We run a Python script from which we use the BERT service to encode our words into word embedding. Given that, we just have to import the BERT-client library and create an instance of the client class. Once we do that, we can feed the list of words or sentences that we want to encode.
Now that we have the vectors of every word of our text file, we will use scikit-learn implementation of cosine similarity between word embedding to help determine how close they are related.

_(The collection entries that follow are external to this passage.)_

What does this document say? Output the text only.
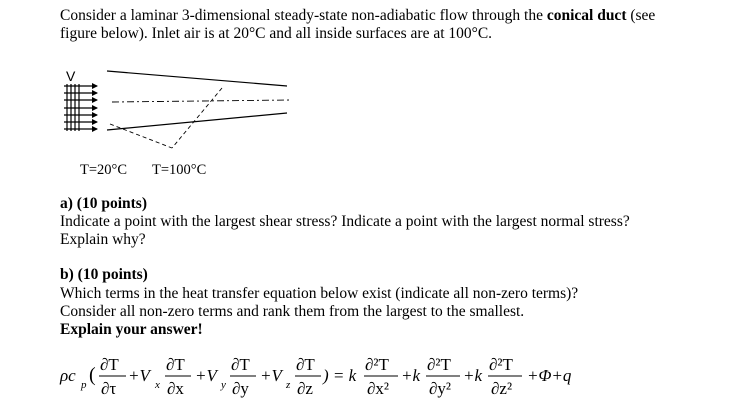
Consider a laminar 3-dimensional steady-state non-adiabatic flow through the conical duct (see
figure below). Inlet air is at 20°C and all inside surfaces are at 100°C.
V
T=20°C T=100°C
a) (10 points)
Indicate a point with the largest shear stress? Indicate a point with the largest normal stress?
Explain why?
b) (10 points)
Which terms in the heat transfer equation below exist (indicate all non-zero terms)?
Consider all non-zero terms and rank them from the largest to the smallest.
Explain your answer!
ρc p ( ∂T
∂τ
+V x
∂T
∂x
+V y
∂T
∂y
+V z
∂T
∂z
) = k
∂²T
∂x²
+k
∂²T
∂y²
+k
∂²T
∂z²
+Φ+q
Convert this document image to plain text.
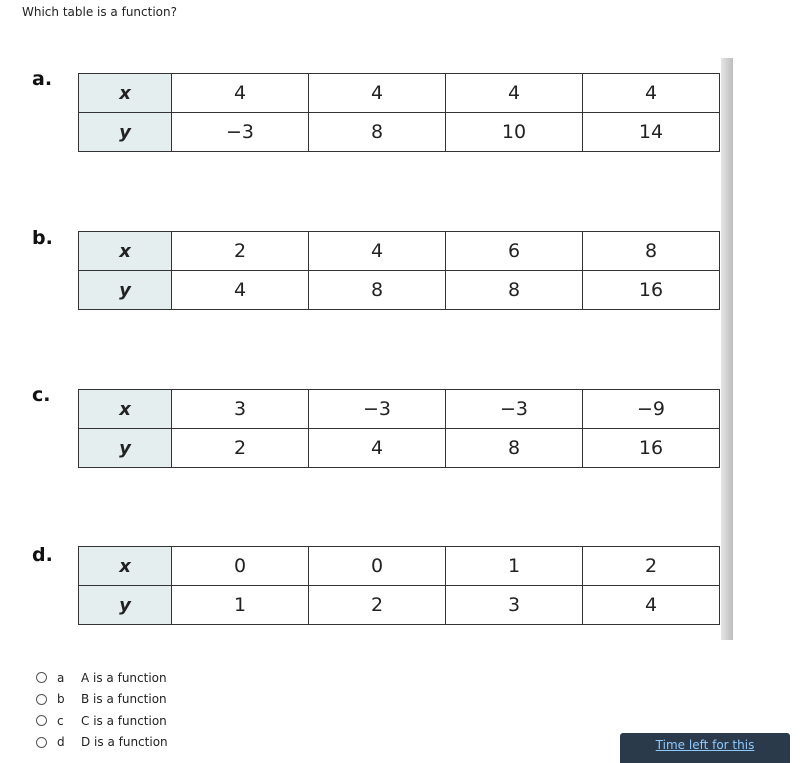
Which table is a function?
a.
x	4	4	4	4
y	−3	8	10	14
b.
x	2	4	6	8
y	4	8	8	16
c.
x	3	−3	−3	−9
y	2	4	8	16
d.	x	0	0	1	2
y	1	2	3	4
a	A is a function
b	B is a function
c	C is a function
d	D is a function	Time left for this
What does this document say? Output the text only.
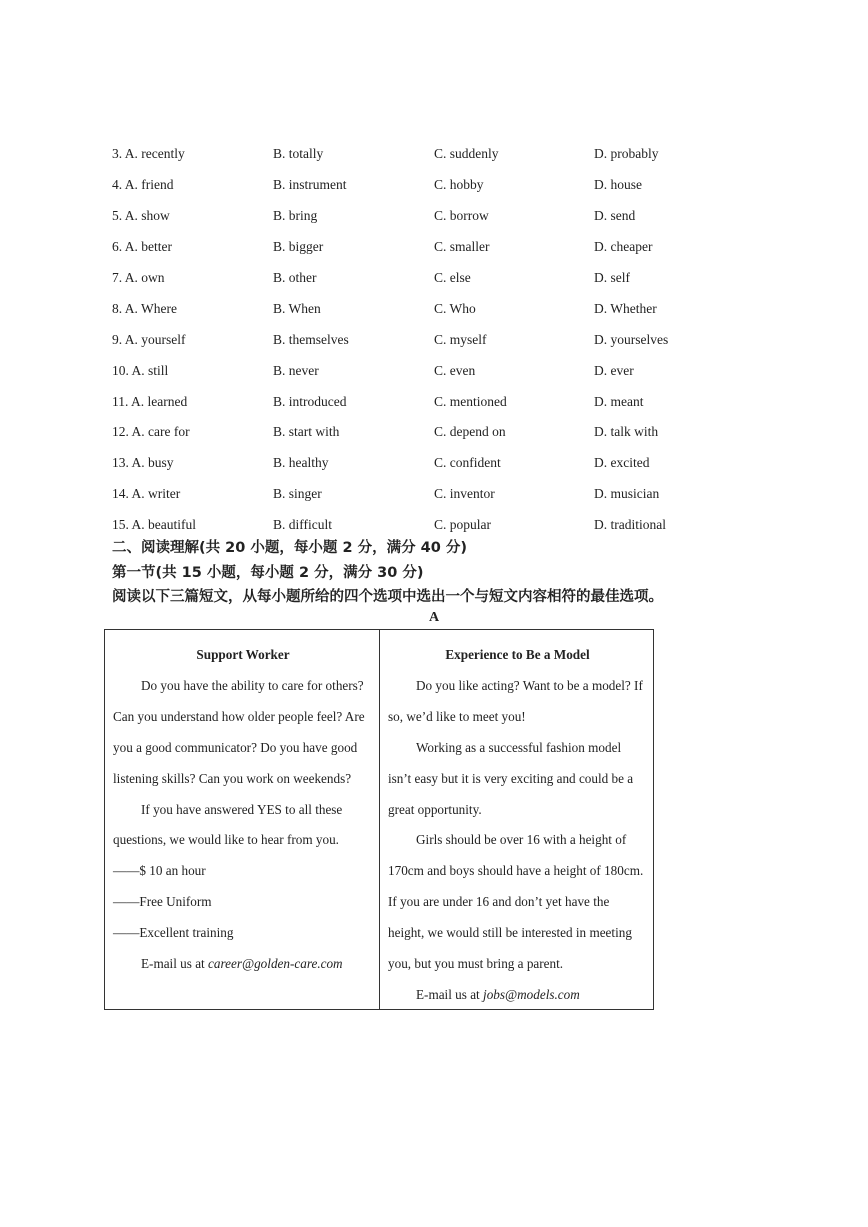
3. A. recently	B. totally	C. suddenly	D. probably
4. A. friend	B. instrument	C. hobby	D. house
5. A. show	B. bring	C. borrow	D. send
6. A. better	B. bigger	C. smaller	D. cheaper
7. A. own	B. other	C. else	D. self
8. A. Where	B. When	C. Who	D. Whether
9. A. yourself	B. themselves	C. myself	D. yourselves
10. A. still	B. never	C. even	D. ever
11. A. learned	B. introduced	C. mentioned	D. meant
12. A. care for	B. start with	C. depend on	D. talk with
13. A. busy	B. healthy	C. confident	D. excited
14. A. writer	B. singer	C. inventor	D. musician
15. A. beautiful	B. difficult	C. popular	D. traditional
二、阅读理解(共 20 小题，每小题 2 分，满分 40 分)
第一节(共 15 小题，每小题 2 分，满分 30 分)
阅读以下三篇短文，从每小题所给的四个选项中选出一个与短文内容相符的最佳选项。
A
Support Worker

Do you have the ability to care for others? Can you understand how older people feel? Are you a good communicator? Do you have good listening skills? Can you work on weekends?

If you have answered YES to all these questions, we would like to hear from you.

——$ 10 an hour

——Free Uniform

——Excellent training

E-mail us at career@golden-care.com

Experience to Be a Model

Do you like acting? Want to be a model? If so, we’d like to meet you!

Working as a successful fashion model isn’t easy but it is very exciting and could be a great opportunity.

Girls should be over 16 with a height of 170cm and boys should have a height of 180cm. If you are under 16 and don’t yet have the height, we would still be interested in meeting you, but you must bring a parent.

E-mail us at jobs@models.com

Here is an overview of the frequency distribution for some terms present in our editorial base:
After obtaining Cosine similarity scores between two given terms, we build a CSV file that contains the top 100 frequent key terms in our editorial base, their 50 closest words, as well as their similarity scores. The figure below shows the 100 most frequent terms:
The file is then presented as an input to create the following labeled graph representing the semantic dependencies obtained from the previous steps:
Below the most important characteristics of the graph:
Nombre total des termes clés | 130269 |
---|---|
Nombre de termes les plus pertinents | 100 |
Le score le plus élevé | 0.9528004 |
Le score le moins élevé | 0.4424540 |
Nombre des termes singuliers | 60 |
Nombre des termes composés | 40 |
Key figures in the graph
PERSPECTIVE
We remind that we present here the first work that we carried out for the study of the corpus of the editorial base and that the continuation of this work will lead us to apply techniques of extraction of concepts and relations using different levels of analysis, namely: linguistic, statistical and semantic level, and the training of a classifier as a concept prediction tool.